I'm scared that in two years time, when I come out of the army and take a look at the people and things around me, they'd have changed. Changed too much for me to handle, to accept, to overcome.
xjohtox; posted @ 7:46 PM
Saturday, October 22, 2011
I think grief is consuming me. I think so, because I'm putting aside things that are important; I don't think rationally any more.
It's how I handle things. It's wrong. I should change. But it's how I handle things.
xjohtox; posted @ 5:09 PM
Friday, October 21, 2011
What has defined my life? Part 1 of as many as it takes for me to complete them in full concentration.
It's so hard for me to face the truth.
I started off with so much promise. Promise is a crockpot of bullshit if you don't develop it and then sustain it. It has come to nought because it was abandoned halfway. Granted, primary school was easy, but then again it takes a certain ability at that age to do so well.
My academic success defined me until age nine. Study was my life, and I enjoyed the feeling when the papers came back with excellent scores on them. 100/100 in math every test, albeit spurred by the incentive of sharks-fin soup. Getting into GEP was the turning point.

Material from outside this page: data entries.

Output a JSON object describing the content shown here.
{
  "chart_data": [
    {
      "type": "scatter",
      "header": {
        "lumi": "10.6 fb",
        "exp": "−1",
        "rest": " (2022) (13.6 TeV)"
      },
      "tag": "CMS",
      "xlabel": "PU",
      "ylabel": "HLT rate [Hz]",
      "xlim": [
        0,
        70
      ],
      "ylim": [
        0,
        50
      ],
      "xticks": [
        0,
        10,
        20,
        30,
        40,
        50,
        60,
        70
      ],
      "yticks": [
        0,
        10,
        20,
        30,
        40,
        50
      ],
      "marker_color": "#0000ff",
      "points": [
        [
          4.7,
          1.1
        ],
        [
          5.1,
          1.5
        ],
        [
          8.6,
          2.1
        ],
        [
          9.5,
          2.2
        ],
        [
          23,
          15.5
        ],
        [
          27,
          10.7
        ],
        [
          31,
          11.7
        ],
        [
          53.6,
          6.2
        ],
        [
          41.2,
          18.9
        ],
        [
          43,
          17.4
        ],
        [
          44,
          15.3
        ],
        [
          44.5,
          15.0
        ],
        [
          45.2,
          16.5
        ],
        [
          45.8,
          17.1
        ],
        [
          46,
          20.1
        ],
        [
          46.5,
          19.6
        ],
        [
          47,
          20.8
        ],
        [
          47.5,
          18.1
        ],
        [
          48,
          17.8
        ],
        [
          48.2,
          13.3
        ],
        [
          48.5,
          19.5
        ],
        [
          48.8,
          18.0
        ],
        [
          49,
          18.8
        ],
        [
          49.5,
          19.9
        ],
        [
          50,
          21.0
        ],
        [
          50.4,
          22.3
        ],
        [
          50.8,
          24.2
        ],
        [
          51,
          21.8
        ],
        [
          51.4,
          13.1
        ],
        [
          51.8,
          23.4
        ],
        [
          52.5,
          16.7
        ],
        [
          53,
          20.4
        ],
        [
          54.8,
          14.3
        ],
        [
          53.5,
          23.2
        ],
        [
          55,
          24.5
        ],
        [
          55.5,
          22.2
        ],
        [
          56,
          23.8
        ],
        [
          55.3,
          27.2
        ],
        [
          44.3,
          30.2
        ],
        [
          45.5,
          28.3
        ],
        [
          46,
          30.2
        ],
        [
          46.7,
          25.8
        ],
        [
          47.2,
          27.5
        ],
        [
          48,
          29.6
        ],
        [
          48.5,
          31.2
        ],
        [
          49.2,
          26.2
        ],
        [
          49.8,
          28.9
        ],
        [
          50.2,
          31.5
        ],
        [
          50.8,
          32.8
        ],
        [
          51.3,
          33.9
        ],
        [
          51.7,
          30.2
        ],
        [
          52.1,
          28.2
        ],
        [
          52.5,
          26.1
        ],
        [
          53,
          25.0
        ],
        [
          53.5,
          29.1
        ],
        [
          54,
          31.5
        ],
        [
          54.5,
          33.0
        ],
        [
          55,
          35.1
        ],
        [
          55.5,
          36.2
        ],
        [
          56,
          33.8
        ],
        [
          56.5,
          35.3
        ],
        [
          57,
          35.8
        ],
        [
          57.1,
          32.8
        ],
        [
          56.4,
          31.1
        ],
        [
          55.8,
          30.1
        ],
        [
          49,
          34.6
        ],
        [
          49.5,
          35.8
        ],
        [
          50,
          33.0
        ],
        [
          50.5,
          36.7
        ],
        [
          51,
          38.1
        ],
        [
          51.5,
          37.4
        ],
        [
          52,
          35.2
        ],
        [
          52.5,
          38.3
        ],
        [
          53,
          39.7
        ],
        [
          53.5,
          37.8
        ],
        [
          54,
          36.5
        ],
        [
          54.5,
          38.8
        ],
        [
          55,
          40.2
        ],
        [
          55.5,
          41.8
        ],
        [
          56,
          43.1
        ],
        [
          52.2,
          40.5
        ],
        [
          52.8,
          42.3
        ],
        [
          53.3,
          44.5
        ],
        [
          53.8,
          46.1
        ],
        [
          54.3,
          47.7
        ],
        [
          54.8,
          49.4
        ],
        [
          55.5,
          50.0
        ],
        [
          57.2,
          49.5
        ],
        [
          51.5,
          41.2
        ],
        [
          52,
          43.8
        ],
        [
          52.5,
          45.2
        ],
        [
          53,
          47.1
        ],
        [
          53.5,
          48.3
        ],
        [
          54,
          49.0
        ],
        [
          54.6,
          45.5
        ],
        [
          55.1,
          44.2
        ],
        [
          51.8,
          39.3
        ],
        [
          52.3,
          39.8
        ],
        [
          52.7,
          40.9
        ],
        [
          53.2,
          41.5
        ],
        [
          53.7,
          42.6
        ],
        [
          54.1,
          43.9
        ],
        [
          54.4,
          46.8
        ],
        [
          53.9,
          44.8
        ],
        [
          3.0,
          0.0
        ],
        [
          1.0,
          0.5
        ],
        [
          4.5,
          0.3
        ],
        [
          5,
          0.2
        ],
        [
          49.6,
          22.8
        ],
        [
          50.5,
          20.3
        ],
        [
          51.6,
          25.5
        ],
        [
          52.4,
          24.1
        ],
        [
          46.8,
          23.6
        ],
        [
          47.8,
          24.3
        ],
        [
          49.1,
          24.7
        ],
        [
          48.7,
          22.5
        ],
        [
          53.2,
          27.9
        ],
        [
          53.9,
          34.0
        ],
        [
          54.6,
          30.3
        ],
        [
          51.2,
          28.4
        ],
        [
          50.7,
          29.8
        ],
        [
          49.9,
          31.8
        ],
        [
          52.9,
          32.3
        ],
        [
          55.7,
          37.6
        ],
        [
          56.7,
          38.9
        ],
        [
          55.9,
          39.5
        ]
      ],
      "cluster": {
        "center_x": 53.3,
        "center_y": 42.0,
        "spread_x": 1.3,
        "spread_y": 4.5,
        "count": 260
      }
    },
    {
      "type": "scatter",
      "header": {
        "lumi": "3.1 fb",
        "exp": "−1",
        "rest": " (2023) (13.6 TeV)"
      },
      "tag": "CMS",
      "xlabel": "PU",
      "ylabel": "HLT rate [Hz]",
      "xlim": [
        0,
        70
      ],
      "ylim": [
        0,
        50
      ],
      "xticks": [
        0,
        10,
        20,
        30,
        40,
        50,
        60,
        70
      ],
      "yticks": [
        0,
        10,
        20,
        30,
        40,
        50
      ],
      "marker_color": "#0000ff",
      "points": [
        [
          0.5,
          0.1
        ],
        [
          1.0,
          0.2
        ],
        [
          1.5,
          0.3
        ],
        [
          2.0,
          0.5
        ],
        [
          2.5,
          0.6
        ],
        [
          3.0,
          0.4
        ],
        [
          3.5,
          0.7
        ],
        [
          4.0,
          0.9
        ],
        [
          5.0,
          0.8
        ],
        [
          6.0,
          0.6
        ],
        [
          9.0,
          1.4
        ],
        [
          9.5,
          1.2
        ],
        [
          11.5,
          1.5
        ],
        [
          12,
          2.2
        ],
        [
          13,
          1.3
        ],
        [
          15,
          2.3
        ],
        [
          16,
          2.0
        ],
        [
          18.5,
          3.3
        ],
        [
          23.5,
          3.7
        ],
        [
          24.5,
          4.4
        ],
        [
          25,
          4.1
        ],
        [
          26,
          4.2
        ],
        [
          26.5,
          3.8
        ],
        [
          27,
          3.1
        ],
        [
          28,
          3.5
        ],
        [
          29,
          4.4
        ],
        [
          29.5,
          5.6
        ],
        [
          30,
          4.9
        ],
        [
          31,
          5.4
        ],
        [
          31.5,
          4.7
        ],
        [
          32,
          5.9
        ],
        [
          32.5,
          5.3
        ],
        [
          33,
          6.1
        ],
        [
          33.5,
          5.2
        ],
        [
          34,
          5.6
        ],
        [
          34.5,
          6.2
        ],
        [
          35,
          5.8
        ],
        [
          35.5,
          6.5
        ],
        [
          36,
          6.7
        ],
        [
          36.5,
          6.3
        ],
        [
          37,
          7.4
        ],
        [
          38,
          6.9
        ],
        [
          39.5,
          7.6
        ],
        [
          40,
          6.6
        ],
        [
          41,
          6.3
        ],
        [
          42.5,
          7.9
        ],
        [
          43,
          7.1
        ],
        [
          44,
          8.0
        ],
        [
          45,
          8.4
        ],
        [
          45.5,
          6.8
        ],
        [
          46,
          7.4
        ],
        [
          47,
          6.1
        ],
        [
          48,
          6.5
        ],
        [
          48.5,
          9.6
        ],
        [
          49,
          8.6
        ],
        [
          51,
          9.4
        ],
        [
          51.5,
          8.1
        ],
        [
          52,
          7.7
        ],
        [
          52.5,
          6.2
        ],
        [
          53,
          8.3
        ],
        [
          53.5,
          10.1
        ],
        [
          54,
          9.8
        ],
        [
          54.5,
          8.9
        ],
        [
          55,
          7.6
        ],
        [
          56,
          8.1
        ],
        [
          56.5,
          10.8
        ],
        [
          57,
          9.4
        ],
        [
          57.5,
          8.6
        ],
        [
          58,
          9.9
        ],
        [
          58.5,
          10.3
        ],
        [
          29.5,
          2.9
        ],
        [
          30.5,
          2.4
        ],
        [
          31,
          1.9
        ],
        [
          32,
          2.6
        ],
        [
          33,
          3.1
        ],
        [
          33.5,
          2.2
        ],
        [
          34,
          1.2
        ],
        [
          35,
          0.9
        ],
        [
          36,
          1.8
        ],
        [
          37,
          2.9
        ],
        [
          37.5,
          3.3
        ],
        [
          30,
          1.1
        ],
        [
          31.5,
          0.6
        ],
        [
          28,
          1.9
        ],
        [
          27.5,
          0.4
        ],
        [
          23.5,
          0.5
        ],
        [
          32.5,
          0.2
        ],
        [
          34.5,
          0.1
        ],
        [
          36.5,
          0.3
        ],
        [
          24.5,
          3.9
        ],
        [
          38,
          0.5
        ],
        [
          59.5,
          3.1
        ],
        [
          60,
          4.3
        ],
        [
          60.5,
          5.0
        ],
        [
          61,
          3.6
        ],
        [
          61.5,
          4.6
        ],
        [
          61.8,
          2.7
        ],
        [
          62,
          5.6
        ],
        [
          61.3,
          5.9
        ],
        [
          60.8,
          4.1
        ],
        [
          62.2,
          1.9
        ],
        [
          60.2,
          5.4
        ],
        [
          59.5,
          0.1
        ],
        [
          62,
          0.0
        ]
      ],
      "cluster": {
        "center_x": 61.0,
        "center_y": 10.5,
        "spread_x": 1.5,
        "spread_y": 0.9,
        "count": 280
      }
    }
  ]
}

Or maybe it was the computer that did it. The internet mesmerized me. I don't even know how I started surfing, started playing games, started being addicted to all that the world wide web had to offer. Then again, that is the power of the internet. It is so pervasive. I think this is trying to shy away from the blame. I should have had the personal willpower to moderate my usage and temper my urges.
You see, that's how it began.
xjohtox; posted @ 8:16 PM
Sunday, July 17, 2011
I read interesting things. I re-post them.
"Sponsorship, which often involves an older, married male spending one-on-one time, often off site and after hours, with a younger, unmarried female, can look like an affair; and the greater the power disparity between the male and the female, the more intense the speculation becomes that the relationship is more than professional. If the woman is subsequently promoted, her achievement will be undermined by office gossip that she earned it illicitly..."
A Woman's Place by Ken Auletta The New Yorker
xjohtox; posted @ 6:33 PM
Thursday, June 23, 2011
"Our journey as human beings is not about following a preordained path, but about creating that path. Life rarely makes any more sense when things are done 'in order'. Life makes sense when we are centered in our own hearts and we let go of resisting how our own unique journey needs to unfold on its own beautiful, unruly way."
xjohtox; posted @ 9:49 PM
Saturday, June 18, 2011
http://jerrybrito.org/post/6114304704/top-ten-myths-about-introverts
xjohtox; posted @ 2:47 AM
Saturday, June 11, 2011
'And behind a very sturdily-built and staunchly-defended facade of practical, unromantic, hard-headedness towards life, there was just that little pool of softness that would never show if you poked for it, but could be reached if you knew just how- and never let on that you were looking for it.' Foundation and Empire
xjohtox; posted @ 4:36 PM The saddest thing in the world, is loving someone who used to love you.